A High-level Synthesis Toolchain for the Julia Language

TL;DR

This paper introduces a compiler toolchain that translates Julia code into FPGA-compatible hardware descriptions, simplifying the development of problem-specific accelerators and bridging the gap between high-level algorithms and low-level hardware design.

Contribution

It presents a novel MLIR-based compiler that automatically converts Julia kernels into vendor-agnostic RTL for FPGA deployment, eliminating the two-language problem.

Findings

Achieves 59.71% to 82.6% of the throughput of C/C++ FPGA designs.

Supports dynamic and static scheduling with AXI4-Stream integration.

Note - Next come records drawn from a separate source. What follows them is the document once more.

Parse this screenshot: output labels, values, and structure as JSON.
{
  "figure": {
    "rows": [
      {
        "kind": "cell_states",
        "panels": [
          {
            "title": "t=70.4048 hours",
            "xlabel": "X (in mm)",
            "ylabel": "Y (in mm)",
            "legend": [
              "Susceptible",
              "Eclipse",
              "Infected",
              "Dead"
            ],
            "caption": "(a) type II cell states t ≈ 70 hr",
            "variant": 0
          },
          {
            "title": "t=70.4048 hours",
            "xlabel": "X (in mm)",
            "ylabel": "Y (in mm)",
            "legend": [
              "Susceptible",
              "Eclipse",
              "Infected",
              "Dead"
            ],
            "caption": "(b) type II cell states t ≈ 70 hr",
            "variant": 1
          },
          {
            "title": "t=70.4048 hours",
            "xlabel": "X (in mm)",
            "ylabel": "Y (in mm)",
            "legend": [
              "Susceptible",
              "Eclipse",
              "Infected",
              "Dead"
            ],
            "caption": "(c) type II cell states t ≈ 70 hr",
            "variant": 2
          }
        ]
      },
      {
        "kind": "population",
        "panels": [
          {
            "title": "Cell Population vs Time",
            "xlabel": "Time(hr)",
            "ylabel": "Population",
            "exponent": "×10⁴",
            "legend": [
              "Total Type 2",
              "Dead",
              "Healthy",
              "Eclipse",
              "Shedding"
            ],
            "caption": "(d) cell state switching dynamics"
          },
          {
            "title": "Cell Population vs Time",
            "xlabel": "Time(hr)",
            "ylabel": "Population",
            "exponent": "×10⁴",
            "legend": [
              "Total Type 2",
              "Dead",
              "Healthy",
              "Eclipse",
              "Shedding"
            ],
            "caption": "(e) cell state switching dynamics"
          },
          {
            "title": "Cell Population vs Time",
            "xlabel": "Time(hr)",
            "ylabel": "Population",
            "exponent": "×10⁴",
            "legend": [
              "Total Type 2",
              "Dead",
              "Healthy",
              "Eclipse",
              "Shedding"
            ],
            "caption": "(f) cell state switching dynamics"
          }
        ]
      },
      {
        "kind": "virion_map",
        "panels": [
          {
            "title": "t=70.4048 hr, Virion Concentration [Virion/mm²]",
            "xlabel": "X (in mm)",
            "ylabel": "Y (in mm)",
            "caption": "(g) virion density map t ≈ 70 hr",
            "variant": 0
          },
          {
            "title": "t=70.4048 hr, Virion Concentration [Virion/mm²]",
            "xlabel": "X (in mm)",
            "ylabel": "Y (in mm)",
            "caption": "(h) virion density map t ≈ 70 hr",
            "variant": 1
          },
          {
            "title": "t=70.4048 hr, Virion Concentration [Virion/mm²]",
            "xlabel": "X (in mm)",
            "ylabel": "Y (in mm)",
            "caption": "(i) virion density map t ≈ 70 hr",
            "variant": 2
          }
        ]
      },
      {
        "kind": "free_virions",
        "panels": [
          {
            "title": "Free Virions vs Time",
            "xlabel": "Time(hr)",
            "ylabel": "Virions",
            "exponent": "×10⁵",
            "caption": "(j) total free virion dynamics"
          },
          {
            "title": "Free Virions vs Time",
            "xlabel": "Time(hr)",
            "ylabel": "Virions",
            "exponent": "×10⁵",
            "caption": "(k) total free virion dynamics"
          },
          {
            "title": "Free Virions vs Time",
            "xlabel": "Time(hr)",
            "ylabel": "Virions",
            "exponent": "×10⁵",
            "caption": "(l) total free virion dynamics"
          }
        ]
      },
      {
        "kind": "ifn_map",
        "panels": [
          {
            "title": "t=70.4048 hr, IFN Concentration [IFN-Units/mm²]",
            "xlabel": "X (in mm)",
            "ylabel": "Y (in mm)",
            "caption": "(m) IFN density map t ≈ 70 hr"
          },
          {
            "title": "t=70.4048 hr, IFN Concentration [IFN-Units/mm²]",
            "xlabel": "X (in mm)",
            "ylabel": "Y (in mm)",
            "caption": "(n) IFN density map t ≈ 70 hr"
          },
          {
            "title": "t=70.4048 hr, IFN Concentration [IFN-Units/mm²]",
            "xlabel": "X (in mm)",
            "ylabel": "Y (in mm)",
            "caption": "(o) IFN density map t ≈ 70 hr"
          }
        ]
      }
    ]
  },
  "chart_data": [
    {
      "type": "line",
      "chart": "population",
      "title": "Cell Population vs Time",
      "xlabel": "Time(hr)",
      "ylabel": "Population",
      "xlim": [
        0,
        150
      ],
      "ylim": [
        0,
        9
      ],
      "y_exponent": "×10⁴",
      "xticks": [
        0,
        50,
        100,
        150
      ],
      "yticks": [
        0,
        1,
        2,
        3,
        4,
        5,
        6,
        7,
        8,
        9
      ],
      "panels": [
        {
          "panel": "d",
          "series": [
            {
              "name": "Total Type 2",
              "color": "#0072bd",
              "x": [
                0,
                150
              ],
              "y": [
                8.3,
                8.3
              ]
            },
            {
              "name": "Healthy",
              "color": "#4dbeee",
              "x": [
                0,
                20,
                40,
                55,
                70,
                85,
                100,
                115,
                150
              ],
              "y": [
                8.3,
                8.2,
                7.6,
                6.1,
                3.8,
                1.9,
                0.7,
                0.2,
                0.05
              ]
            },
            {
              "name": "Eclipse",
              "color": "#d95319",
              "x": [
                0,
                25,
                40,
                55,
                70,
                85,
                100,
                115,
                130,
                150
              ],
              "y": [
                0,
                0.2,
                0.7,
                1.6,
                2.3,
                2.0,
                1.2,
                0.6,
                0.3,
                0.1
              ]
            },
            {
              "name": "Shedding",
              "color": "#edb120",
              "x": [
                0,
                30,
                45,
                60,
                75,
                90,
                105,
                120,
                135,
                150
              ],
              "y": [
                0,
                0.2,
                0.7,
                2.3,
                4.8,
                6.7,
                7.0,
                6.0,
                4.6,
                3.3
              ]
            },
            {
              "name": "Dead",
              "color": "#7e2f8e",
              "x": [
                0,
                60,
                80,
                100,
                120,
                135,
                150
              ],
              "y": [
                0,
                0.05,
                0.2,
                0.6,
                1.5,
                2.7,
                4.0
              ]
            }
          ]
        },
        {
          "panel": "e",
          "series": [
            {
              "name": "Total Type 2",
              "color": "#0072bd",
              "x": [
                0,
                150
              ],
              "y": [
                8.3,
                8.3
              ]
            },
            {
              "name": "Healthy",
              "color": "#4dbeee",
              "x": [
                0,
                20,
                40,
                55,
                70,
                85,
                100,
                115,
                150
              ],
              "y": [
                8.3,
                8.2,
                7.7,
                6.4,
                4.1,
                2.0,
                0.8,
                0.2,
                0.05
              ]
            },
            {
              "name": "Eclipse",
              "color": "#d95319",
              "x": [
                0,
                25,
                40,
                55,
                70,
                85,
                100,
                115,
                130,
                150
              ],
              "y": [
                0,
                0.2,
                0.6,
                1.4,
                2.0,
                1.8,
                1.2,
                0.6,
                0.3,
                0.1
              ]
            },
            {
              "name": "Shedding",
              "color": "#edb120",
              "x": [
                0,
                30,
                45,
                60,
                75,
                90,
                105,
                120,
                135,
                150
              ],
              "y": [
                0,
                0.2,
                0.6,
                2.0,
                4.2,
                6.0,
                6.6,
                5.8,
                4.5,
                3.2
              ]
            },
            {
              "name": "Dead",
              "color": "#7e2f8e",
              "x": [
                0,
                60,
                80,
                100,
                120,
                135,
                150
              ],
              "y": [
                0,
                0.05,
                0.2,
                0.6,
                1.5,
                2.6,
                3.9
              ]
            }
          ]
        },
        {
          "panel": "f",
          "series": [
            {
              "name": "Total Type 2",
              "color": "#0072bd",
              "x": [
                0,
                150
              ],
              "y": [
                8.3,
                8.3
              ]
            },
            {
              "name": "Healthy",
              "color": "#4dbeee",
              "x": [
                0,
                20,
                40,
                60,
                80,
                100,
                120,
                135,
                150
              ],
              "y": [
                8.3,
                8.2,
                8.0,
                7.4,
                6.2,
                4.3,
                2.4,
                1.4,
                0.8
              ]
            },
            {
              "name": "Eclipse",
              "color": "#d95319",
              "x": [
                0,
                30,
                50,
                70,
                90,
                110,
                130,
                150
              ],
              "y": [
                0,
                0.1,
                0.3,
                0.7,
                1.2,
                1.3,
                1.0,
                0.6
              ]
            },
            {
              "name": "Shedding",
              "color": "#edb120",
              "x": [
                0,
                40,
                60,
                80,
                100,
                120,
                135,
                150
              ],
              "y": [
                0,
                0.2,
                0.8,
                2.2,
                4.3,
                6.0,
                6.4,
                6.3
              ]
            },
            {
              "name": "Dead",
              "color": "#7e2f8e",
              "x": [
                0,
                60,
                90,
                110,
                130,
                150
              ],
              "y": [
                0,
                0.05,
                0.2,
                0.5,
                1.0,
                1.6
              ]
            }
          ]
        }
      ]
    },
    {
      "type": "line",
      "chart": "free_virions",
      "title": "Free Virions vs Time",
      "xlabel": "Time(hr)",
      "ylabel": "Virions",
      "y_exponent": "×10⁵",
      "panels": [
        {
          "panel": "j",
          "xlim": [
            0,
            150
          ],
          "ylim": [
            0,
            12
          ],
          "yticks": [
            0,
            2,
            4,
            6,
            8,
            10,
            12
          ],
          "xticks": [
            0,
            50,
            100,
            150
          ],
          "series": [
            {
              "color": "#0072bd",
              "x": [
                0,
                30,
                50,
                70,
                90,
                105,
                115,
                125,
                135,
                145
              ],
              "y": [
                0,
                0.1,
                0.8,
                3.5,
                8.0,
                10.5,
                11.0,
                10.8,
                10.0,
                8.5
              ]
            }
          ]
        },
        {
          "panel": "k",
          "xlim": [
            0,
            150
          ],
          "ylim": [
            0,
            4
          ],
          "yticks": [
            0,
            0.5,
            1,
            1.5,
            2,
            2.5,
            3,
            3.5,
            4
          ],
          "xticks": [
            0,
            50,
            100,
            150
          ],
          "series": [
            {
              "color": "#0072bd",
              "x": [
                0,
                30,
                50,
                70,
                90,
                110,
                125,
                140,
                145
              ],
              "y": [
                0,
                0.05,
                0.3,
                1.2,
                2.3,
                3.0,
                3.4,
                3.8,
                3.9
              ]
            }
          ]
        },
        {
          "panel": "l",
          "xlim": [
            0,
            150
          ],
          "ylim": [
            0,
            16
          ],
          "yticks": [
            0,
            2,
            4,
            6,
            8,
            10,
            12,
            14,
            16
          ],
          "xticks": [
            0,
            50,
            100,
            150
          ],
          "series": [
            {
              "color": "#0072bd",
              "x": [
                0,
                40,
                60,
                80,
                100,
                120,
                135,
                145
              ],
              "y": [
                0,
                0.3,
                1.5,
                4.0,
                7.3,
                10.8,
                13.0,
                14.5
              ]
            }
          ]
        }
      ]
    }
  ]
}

Synthesizes signal processing benchmarks operating at 100MHz on real FPGA devices.

Abstract

With the push towards Exascale computing and data-driven methods, problem sizes have increased dramatically, increasing the computational requirements of the underlying algorithms. This has led to a push to offload computations to general purpose hardware accelerators such as GPUs and TPUs, and a renewed interest in designing problem-specific accelerators using FPGAs. However, the development process of these problem-specific accelerators currently suffers from the "two-language problem": algorithms are developed in one (usually higher-level) language, but the kernels are implemented in another language at a completely different level of abstraction and requiring fundamentally different expertise. To address this problem, we propose a new MLIR-based compiler toolchain that unifies the development process by automatically compiling kernels written in the Julia programming language into SystemVerilog without the need for any additional directives or language customisations. Our toolchain supports both dynamic and static scheduling, directly integrates with the AXI4-Stream protocol to interface with subsystems like on- and off-chip memory, and generates vendor-agnostic RTL. This prototype toolchain is able to synthesize a set of signal processing/mathematical benchmarks that can operate at 100MHz on real FPGA devices, achieving between 59.71% and 82.6% of the throughput of designs generated by state-of-the-art toolchains that only compile from low-level languages like C or C++. Overall, this toolchain allows domain experts to write compute kernels in Julia as they normally would, and then retarget them to an FPGA without additional pragmas or modifications.